Five years ago, Mount Calvary started collecting the remains from local funeral homes. They now number about 275. A few of the remains are from families who spent all they could on a service and cremation, but could not afford an urn burial.

Cody has even gotten calls from landlords whose tenants have moved out and left the remains behind.

The 25 came from Phaneuf Funeral Home.

“Every funeral home has this issue,” said Arthur “Buddy” Phaneuf, president of Phaneuf Funeral Home and Crematorium. He said the remains get abandoned for a number of reasons.

Many were poor or homeless and had no one to bury them. When no family is found, the city Welfare Department pays for the cremation of the destitute dead.

Sometimes, Phaneuf said, family members will pay for a service and cremation. But they never pick up the remains, even when the funeral director reaches out.

“For whatever reason, they’ve ghosted us,” he said.

Some bodies come from local hospitals or the state medical examiner. A patient dies in the hospital with no known relatives.

In those cases, the hospital pays for the cremation.

Two Sundays ago, Phaneuf ran an advertisement in the New Hampshire Sunday News listing the names of 26 people, their last known hometown and birth and death years. The ad encouraged anyone who recognized a relative or friend to contact the funeral home.

One did.

An aunt who lives in northern New Hampshire picked up her nephew and took his remains up north, where he was buried in a family plot.

In an illustration of how sensitive these matters can be, she would not speak unless I promised not to name her, her nephew or even the town where he now rests.

“I wanted to get him because he’s part of the family,” said the aunt, who never met her nephew. “I loved him because he was my brother’s child.”

He had a rough life. He grew up in foster homes and lost touch with family.

He showed up at Catholic Medical Center in February and died 14 days later, at age 61, of COVID-19, his aunt said.

He mentioned no family members during his hospital intake.

“Everything on his death certificate says ‘unknown,’” she said. Five family members, including his sister, and a priest attended the graveside ceremony last week.

Phaneuf said every one of the 25 has a story. One is Hindu, moved to the area and died. His family is in India and never made arrangements for the ashes.

By the time the ashes are in storage, all the expenses have been paid for. Phaneuf said he never gives a bill to relatives who claim the previously unclaimed remains.

The Manchester ceremony, held as Election Day votes were being tabulated, drew people from the community.
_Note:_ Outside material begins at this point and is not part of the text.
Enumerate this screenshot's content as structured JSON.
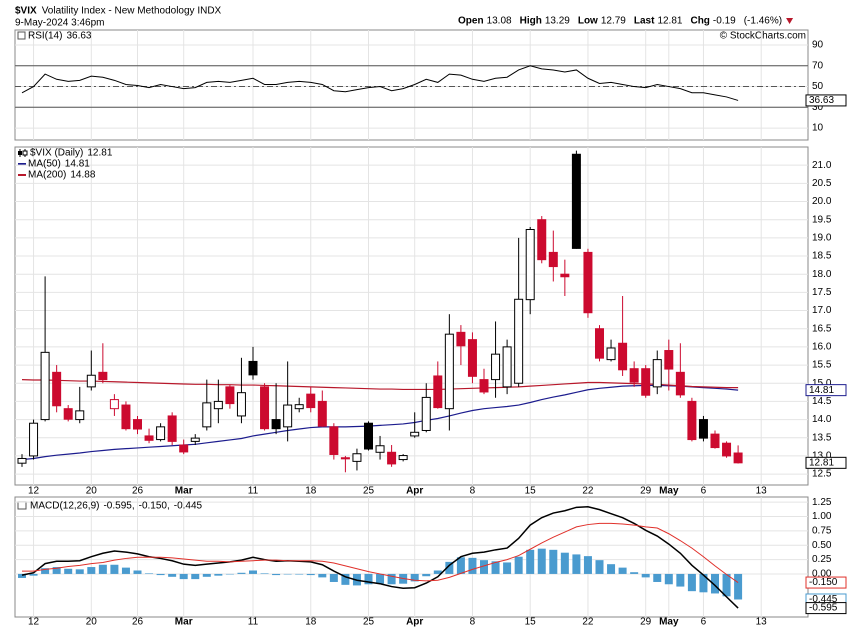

Cody said one came on behalf of one of the 25, but most were there to honor a loved one who died recently and was buried at Mount Calvary

It took Cody a few days after the ceremony to deposit the urns of the 25 in their crypt.

The Crypt of St. Joseph

The Crypt of St. Joseph of Arimathea will hold 25 more unclaimed remains after a ceremony last Tuesday at The Chapel at Mount Calvary in Manchester.

It is named for Joseph of Arimathea, the biblical figure who donated his tomb to hold the body of Jesus Christ.

“We’re not haphazardly throwing them in there. They’re on shelves,” Cody said. He turned down my request to open the crypt and show the shelved urns to a photographer; it would be disrespectful, he said.

“We basically are holding them,” Cody said, “until their family comes for them.”